上の動画は一番のお気に入りの彫りの動画です。小学生図工でむりやりやらされていた彫刻刀はなかなか彫れなかったけれど、本間さんはスピーディーにシャープな線をつくられます。

魅力とは、わからないこと

芸術作品に限らず、魅力=わからないこと、と自分の中で定義しています。

食で例えるとわかりやすいので、フリーペーパーに載っているラーメンの記事で解説してみます。

写真を見てあるラーメンに興味をそそられたとします。そうなると、味がわからないから行ってみたい、と思う訳です。

実際に食べてみておいしかった、とします。もう一度食べたくなるのは、味がわかったからではなく、味がよくわからないからです。

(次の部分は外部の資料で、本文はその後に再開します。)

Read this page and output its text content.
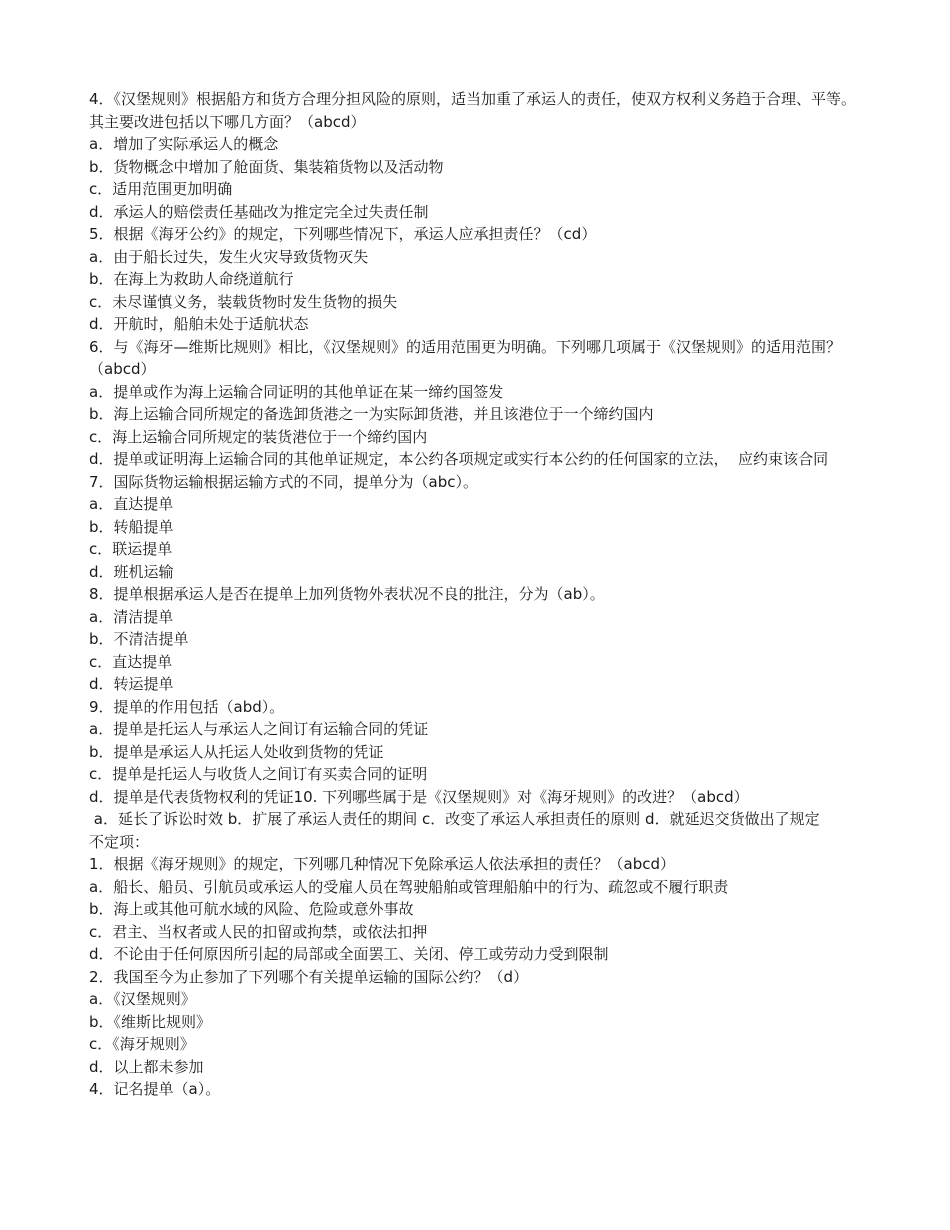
4．《汉堡规则》根据船方和货方合理分担风险的原则，适当加重了承运人的责任，使双方权利义务趋于合理、平等。其主要改进包括以下哪几方面？（abcd）

a．增加了实际承运人的概念

b．货物概念中增加了舱面货、集装箱货物以及活动物

c．适用范围更加明确

d．承运人的赔偿责任基础改为推定完全过失责任制

5．根据《海牙公约》的规定，下列哪些情况下，承运人应承担责任？（cd）

a．由于船长过失，发生火灾导致货物灭失

b．在海上为救助人命绕道航行

c．未尽谨慎义务，装载货物时发生货物的损失

d．开航时，船舶未处于适航状态

6．与《海牙—维斯比规则》相比，《汉堡规则》的适用范围更为明确。下列哪几项属于《汉堡规则》的适用范围？（abcd）

a．提单或作为海上运输合同证明的其他单证在某一缔约国签发

b．海上运输合同所规定的备选卸货港之一为实际卸货港，并且该港位于一个缔约国内

c．海上运输合同所规定的装货港位于一个缔约国内

d．提单或证明海上运输合同的其他单证规定，本公约各项规定或实行本公约的任何国家的立法，  应约束该合同

7．国际货物运输根据运输方式的不同，提单分为（abc）。

a．直达提单

b．转船提单

c．联运提单

d．班机运输

8．提单根据承运人是否在提单上加列货物外表状况不良的批注，分为（ab）。

a．清洁提单

b．不清洁提单

c．直达提单

d．转运提单

9．提单的作用包括（abd）。

a．提单是托运人与承运人之间订有运输合同的凭证

b．提单是承运人从托运人处收到货物的凭证

c．提单是托运人与收货人之间订有买卖合同的证明

d．提单是代表货物权利的凭证10. 下列哪些属于是《汉堡规则》对《海牙规则》的改进？（abcd）

a．延长了诉讼时效 b．扩展了承运人责任的期间 c．改变了承运人承担责任的原则 d．就延迟交货做出了规定

不定项：

1．根据《海牙规则》的规定，下列哪几种情况下免除承运人依法承担的责任？（abcd）

a．船长、船员、引航员或承运人的受雇人员在驾驶船舶或管理船舶中的行为、疏忽或不履行职责

b．海上或其他可航水域的风险、危险或意外事故

c．君主、当权者或人民的扣留或拘禁，或依法扣押

d．不论由于任何原因所引起的局部或全面罢工、关闭、停工或劳动力受到限制

2．我国至今为止参加了下列哪个有关提单运输的国际公约？（d）

a．《汉堡规则》

b．《维斯比规则》

c．《海牙规则》

d．以上都未参加

4．记名提单（a）。
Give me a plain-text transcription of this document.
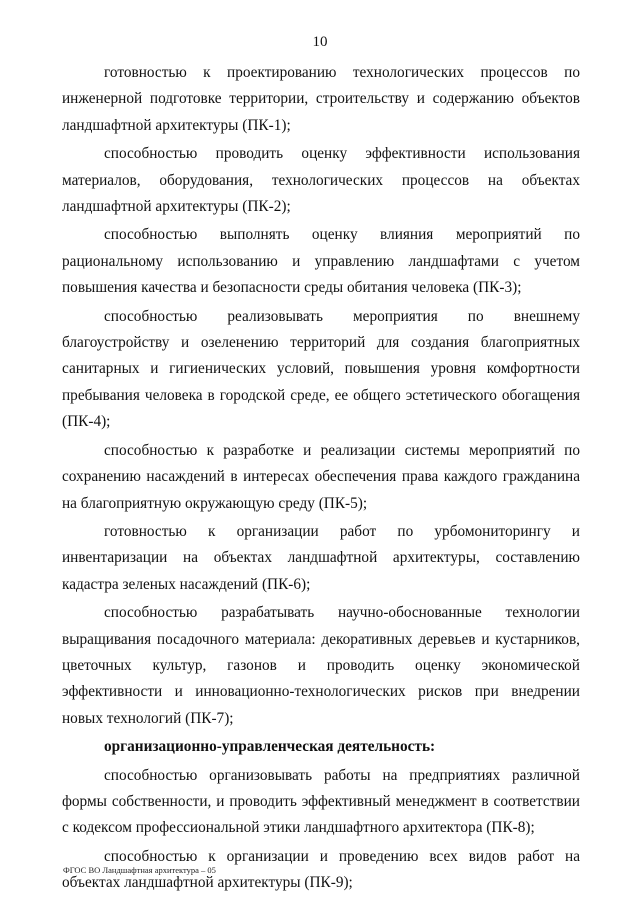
10

готовностью к проектированию технологических процессов по инженерной подготовке территории, строительству и содержанию объектов ландшафтной архитектуры (ПК-1);

способностью проводить оценку эффективности использования материалов, оборудования, технологических процессов на объектах ландшафтной архитектуры (ПК-2);

способностью выполнять оценку влияния мероприятий по рациональному использованию и управлению ландшафтами с учетом повышения качества и безопасности среды обитания человека (ПК-3);

способностью реализовывать мероприятия по внешнему благоустройству и озеленению территорий для создания благоприятных санитарных и гигиенических условий, повышения уровня комфортности пребывания человека в городской среде, ее общего эстетического обогащения (ПК-4);

способностью к разработке и реализации системы мероприятий по сохранению насаждений в интересах обеспечения права каждого гражданина на благоприятную окружающую среду (ПК-5);

готовностью к организации работ по урбомониторингу и инвентаризации на объектах ландшафтной архитектуры, составлению кадастра зеленых насаждений (ПК-6);

способностью разрабатывать научно-обоснованные технологии выращивания посадочного материала: декоративных деревьев и кустарников, цветочных культур, газонов и проводить оценку экономической эффективности и инновационно-технологических рисков при внедрении новых технологий (ПК-7);

организационно-управленческая деятельность:

способностью организовывать работы на предприятиях различной формы собственности, и проводить эффективный менеджмент в соответствии с кодексом профессиональной этики ландшафтного архитектора (ПК-8);

способностью к организации и проведению всех видов работ на объектах ландшафтной архитектуры (ПК-9);

ФГОС ВО Ландшафтная архитектура – 05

今まで食べたことがないのでどうしたらあの味がでるのかわからない。だから、また食べてみたくなるのです。

何の変哲もないお店なのになんだか惹かれる、というのは、そのお店のどこかにわからない部分が必ずあります。人はわかってしまった瞬間、行かなくなるのです。

世阿弥の風姿花伝に

秘すれば花なり秘せずは花なるべからず

という有名な奥義があります。

この店の味はこんなもんだ、とわかられたしまったら終わり。

そうならないためにお店はお客さんにわかられないように努力しなければならないのです。

さて、本間サチコさんは、わからないところが多すぎてとにかく魅力大です。人としてもわからないし、作品も私の理解をはるかに超えています。

ブログを読んだら理解できるか、と思い、過去の記事をさかのぼるのですが、さかのぼればのぼるほど、もっとわかんなくなります。風間さんは狙っていないのですが、ブログの使い方が実にうまいです。

さて、ナマの作品を見たいので近いうちに黒部美術館に行ってこよう、と思っています。ただ作品を見ることで自分の気持ちがおさまればいいのですが、益々本間ヌマにハマりそうで少し怖いです。